Namun, udara panas memang membuat kehidupan nyata bertambah sulit. Bahkan banyak berita tentang udara panas yang beredar dari seluruh daratan Tiongkok, seperti elang pingsan karena panas, babi menderita heat stroke, unggas peliharaan mati karena udara panas, anggur segar berubah menjadi kismis, permukaan air Danau Poyang di Jiangxi turun mencapai tingkat terendah sejak tahun 1951, dan sebagainya. 

Menghadap kondisi iklim yang ekstrim, pertanian selalu menanggung beban paling berat. Misalnya, di Lembah Sungai Yangtze, di mana kekeringan sangat serius, tanah ladang pertanian sampai kering dan retak-retak.
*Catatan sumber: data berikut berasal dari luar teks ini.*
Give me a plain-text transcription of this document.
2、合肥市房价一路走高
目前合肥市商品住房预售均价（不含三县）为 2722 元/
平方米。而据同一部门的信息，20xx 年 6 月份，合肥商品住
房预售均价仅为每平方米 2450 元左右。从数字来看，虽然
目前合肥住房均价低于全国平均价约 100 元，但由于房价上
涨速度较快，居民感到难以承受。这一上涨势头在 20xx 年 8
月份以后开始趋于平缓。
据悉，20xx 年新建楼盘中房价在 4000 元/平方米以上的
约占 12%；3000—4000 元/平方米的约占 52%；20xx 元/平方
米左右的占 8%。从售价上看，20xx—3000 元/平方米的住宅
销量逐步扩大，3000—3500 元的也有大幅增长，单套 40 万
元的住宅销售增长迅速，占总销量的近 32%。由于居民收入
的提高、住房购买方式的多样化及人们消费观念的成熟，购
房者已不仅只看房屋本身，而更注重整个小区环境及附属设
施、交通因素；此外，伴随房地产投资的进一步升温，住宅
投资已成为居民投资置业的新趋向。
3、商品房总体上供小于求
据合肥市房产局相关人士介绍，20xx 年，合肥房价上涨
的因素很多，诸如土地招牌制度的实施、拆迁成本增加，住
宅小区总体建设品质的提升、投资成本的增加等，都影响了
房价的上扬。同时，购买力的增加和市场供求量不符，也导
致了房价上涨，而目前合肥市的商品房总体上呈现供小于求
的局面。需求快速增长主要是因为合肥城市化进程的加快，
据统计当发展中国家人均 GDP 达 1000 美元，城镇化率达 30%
Padahal hasil tanaman musim gugur ini menyumbang tiga perempat dari produksi biji-bijian tahunan Tiongkok. Sementara di sebagian besar daratan Tiongkok, saat ini merupakan periode panen musim gugur. Oleh karena itu, kekeringan yang berkepanjangan pasti akan mempengaruhi hasil biji-bijian. Namun, beberapa media daratan Tiongkok masih gembar-gembor bahwa tahun ini Tiongkok masih akan panen besar biji-bijian musim gugur. Sebagaimana yang kita semua ketahui, bahwa tidak peduli seberapa besar kekeringan atau banjir, di bawah kepemimpinan Partai Komunis Tiongkok, selama lebih dari puluhan tahun panen besar biji-bijian selalu tidak pernah meleset. Bagaimanapun, pengungkapan kabar baik dan bukan kabar buruk semacam ini, sudah tidak perlu heran !

Beberapa warga sipil yang berusia lanjut mengatakan bahwa kekeringan yang dialami saat ini lebih buruk daripada kekeringan yang terjadi pada tahun 1960.
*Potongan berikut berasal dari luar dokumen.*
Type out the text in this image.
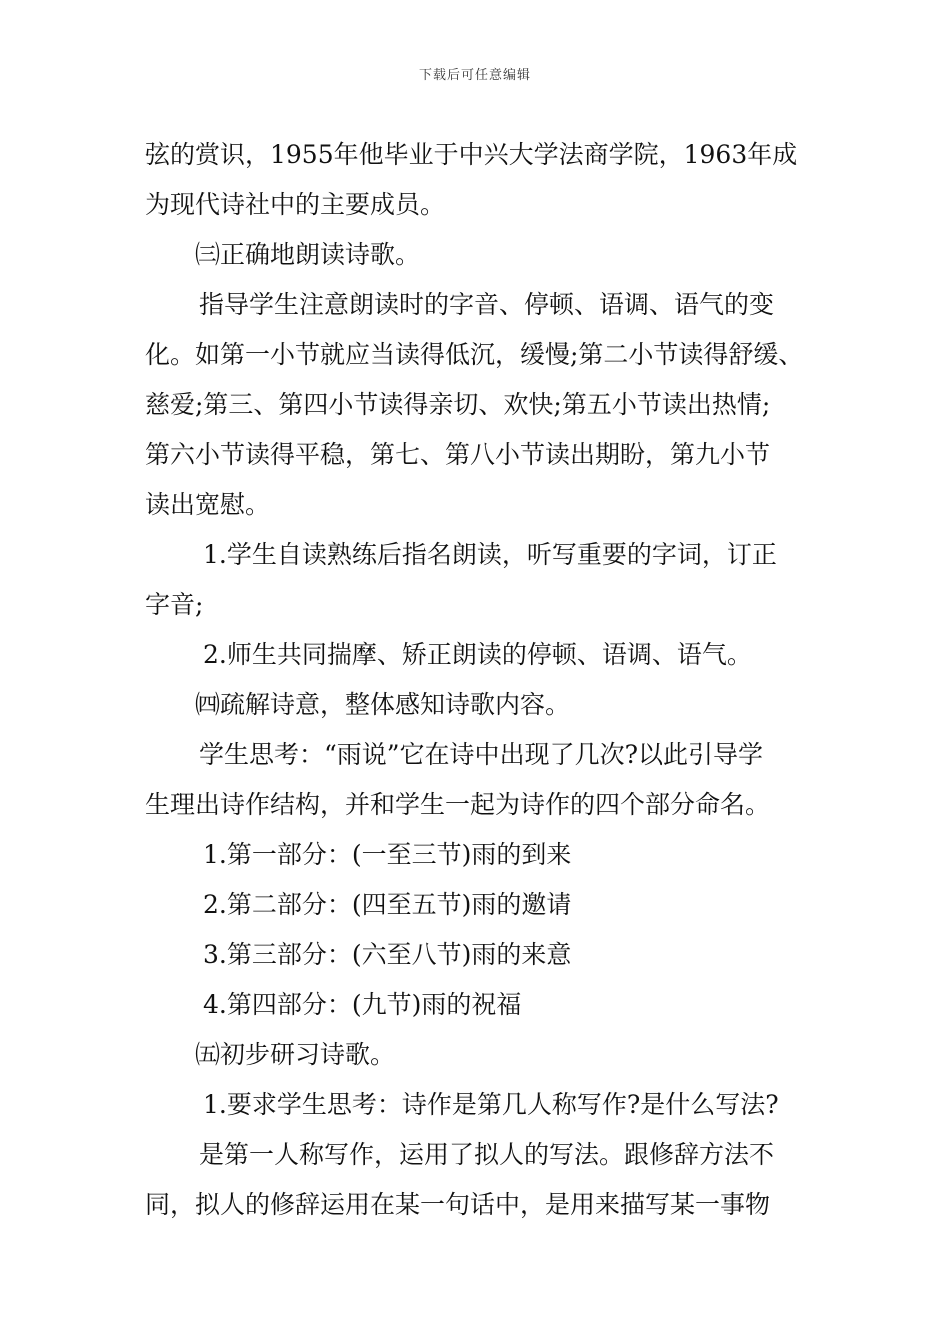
下载后可任意编辑
弦的赏识，1955年他毕业于中兴大学法商学院，1963年成
为现代诗社中的主要成员。
㈢正确地朗读诗歌。
指导学生注意朗读时的字音、停顿、语调、语气的变
化。如第一小节就应当读得低沉，缓慢;第二小节读得舒缓、
慈爱;第三、第四小节读得亲切、欢快;第五小节读出热情;
第六小节读得平稳，第七、第八小节读出期盼，第九小节
读出宽慰。
1.学生自读熟练后指名朗读，听写重要的字词，订正
字音;
2.师生共同揣摩、矫正朗读的停顿、语调、语气。
㈣疏解诗意，整体感知诗歌内容。
学生思考：“雨说”它在诗中出现了几次?以此引导学
生理出诗作结构，并和学生一起为诗作的四个部分命名。
1.第一部分：(一至三节)雨的到来
2.第二部分：(四至五节)雨的邀请
3.第三部分：(六至八节)雨的来意
4.第四部分：(九节)雨的祝福
㈤初步研习诗歌。
1.要求学生思考：诗作是第几人称写作?是什么写法?
是第一人称写作，运用了拟人的写法。跟修辞方法不
同，拟人的修辞运用在某一句话中，是用来描写某一事物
Kekeringan tahun 1960 itu terjadi di era PKT yang dipimpin oleh Mao Zedong yang menyebutnya sebagai “tiga tahun bencana alam”, karena antara tahun 1959 hingga 1961, terjadi bencana kelaparan nasional di Tiongkok yang menewaskan sekitar 15 hingga 55 juta penduduk. Kematian abnormal itu juga dikategorikan sebagai bencana kelaparan terbesar dalam sejarah manusia. 
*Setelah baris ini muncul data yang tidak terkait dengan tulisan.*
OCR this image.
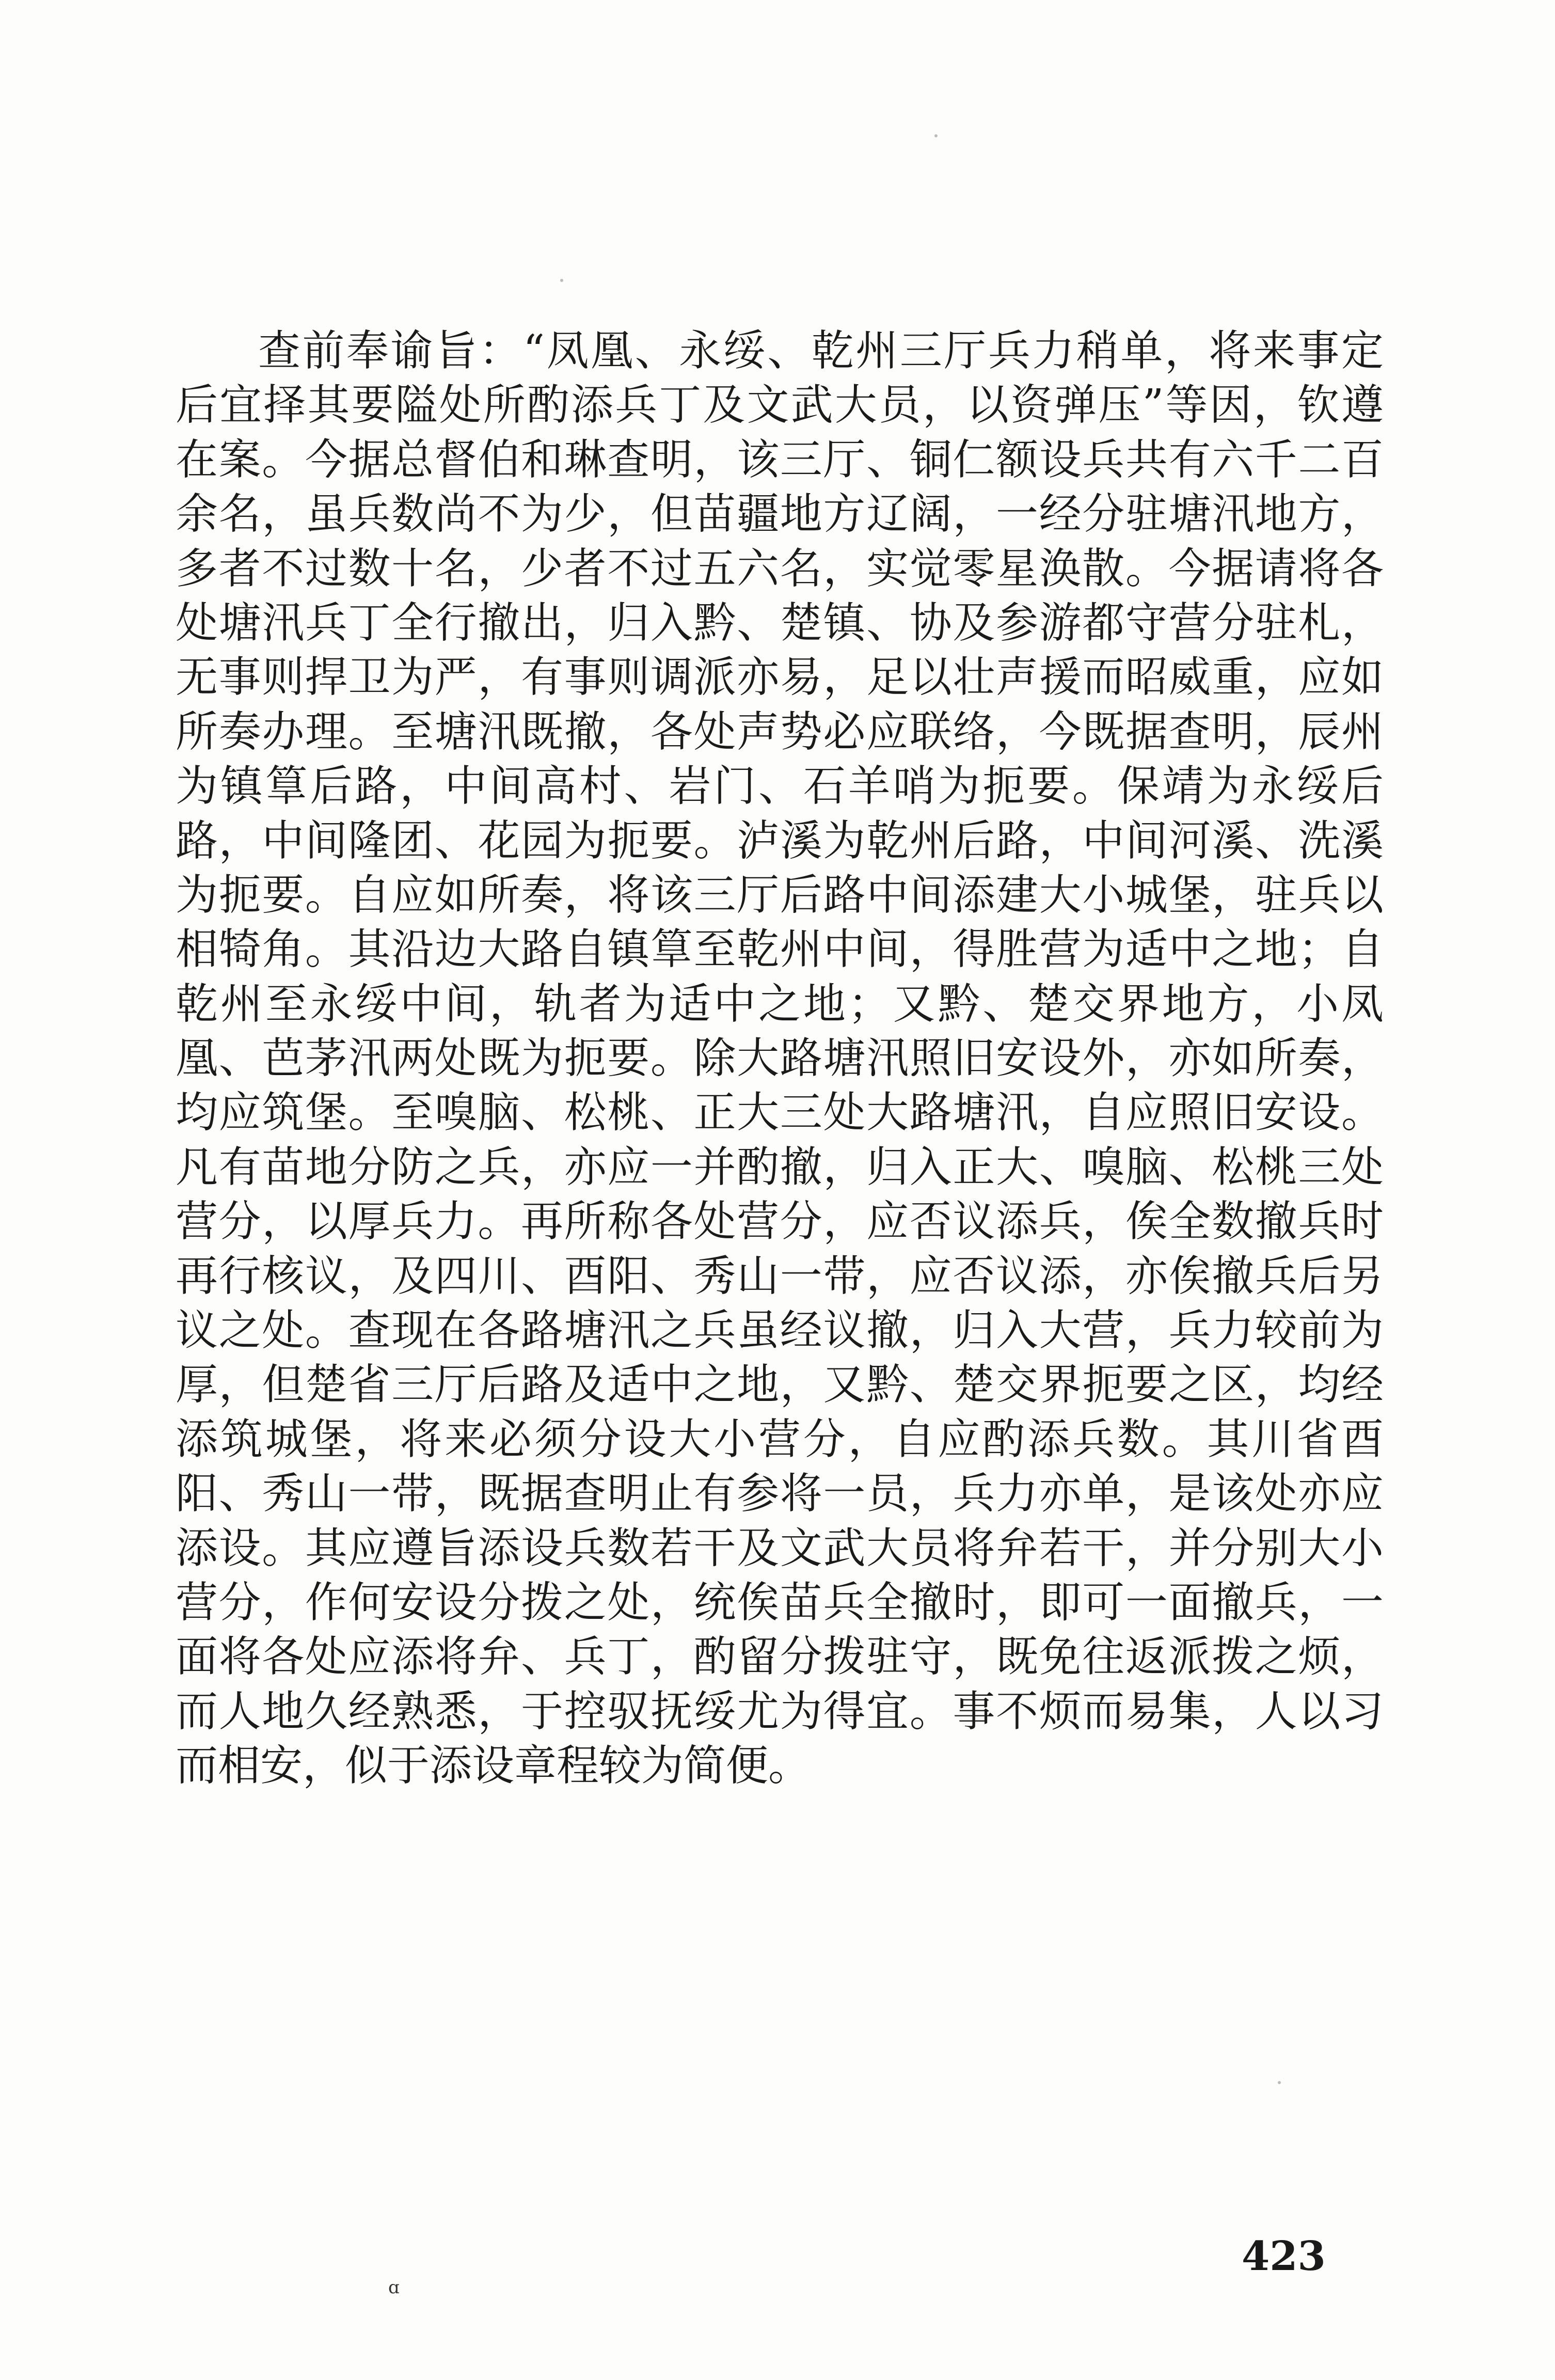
查前奉谕旨：“凤凰、永绥、乾州三厅兵力稍单，将来事定
后宜择其要隘处所酌添兵丁及文武大员，以资弹压”等因，钦遵
在案。今据总督伯和琳查明，该三厅、铜仁额设兵共有六千二百
余名，虽兵数尚不为少，但苗疆地方辽阔，一经分驻塘汛地方，
多者不过数十名，少者不过五六名，实觉零星涣散。今据请将各
处塘汛兵丁全行撤出，归入黔、楚镇、协及参游都守营分驻札，
无事则捍卫为严，有事则调派亦易，足以壮声援而昭威重，应如
所奏办理。至塘汛既撤，各处声势必应联络，今既据查明，辰州
为镇筸后路，中间高村、岩门、石羊哨为扼要。保靖为永绥后
路，中间隆团、花园为扼要。泸溪为乾州后路，中间河溪、洗溪
为扼要。自应如所奏，将该三厅后路中间添建大小城堡，驻兵以
相犄角。其沿边大路自镇筸至乾州中间，得胜营为适中之地；自
乾州至永绥中间，轨者为适中之地；又黔、楚交界地方，小凤
凰、芭茅汛两处既为扼要。除大路塘汛照旧安设外，亦如所奏，
均应筑堡。至嗅脑、松桃、正大三处大路塘汛，自应照旧安设。
凡有苗地分防之兵，亦应一并酌撤，归入正大、嗅脑、松桃三处
营分，以厚兵力。再所称各处营分，应否议添兵，俟全数撤兵时
再行核议，及四川、酉阳、秀山一带，应否议添，亦俟撤兵后另
议之处。查现在各路塘汛之兵虽经议撤，归入大营，兵力较前为
厚，但楚省三厅后路及适中之地，又黔、楚交界扼要之区，均经
添筑城堡，将来必须分设大小营分，自应酌添兵数。其川省酉
阳、秀山一带，既据查明止有参将一员，兵力亦单，是该处亦应
添设。其应遵旨添设兵数若干及文武大员将弁若干，并分别大小
营分，作何安设分拨之处，统俟苗兵全撤时，即可一面撤兵，一
面将各处应添将弁、兵丁，酌留分拨驻守，既免往返派拨之烦，
而人地久经熟悉，于控驭抚绥尤为得宜。事不烦而易集，人以习
而相安，似于添设章程较为简便。
423
ɑ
PKT menyebut salah satu alasan terjadinya bencana kelaparan besar itu adalah bahwa dari bulan Januari hingga September 1960, daratan Tiongkok mengalami kekeringan yang parah. Namun, menurut data survei kemudian, bencana kekeringan yang terjadi sekitar tahun 1960-an itu tergolong kekeringan biasa, bukan kekeringan hebat. Jadi penyebab sebenarnya dari bencana kelaparan itu adalah akibat sejumlah program pembangkit ekonomi Tiongkok seperti “Lompatan Jauh ke Depan” yang ingin dalam waktu dekat melampaui AS dan Inggris yang sudah maju, dan gerakan politik yang “Anti-Kanan”. Liu Shaoqi, wakil ketua PKT sendiri pada tahun 1962 secara terbuka menyatakan bahwa apa yang disebut bencana alam 3 tahun itu adalah bencana yang 70% nya buatan manusia.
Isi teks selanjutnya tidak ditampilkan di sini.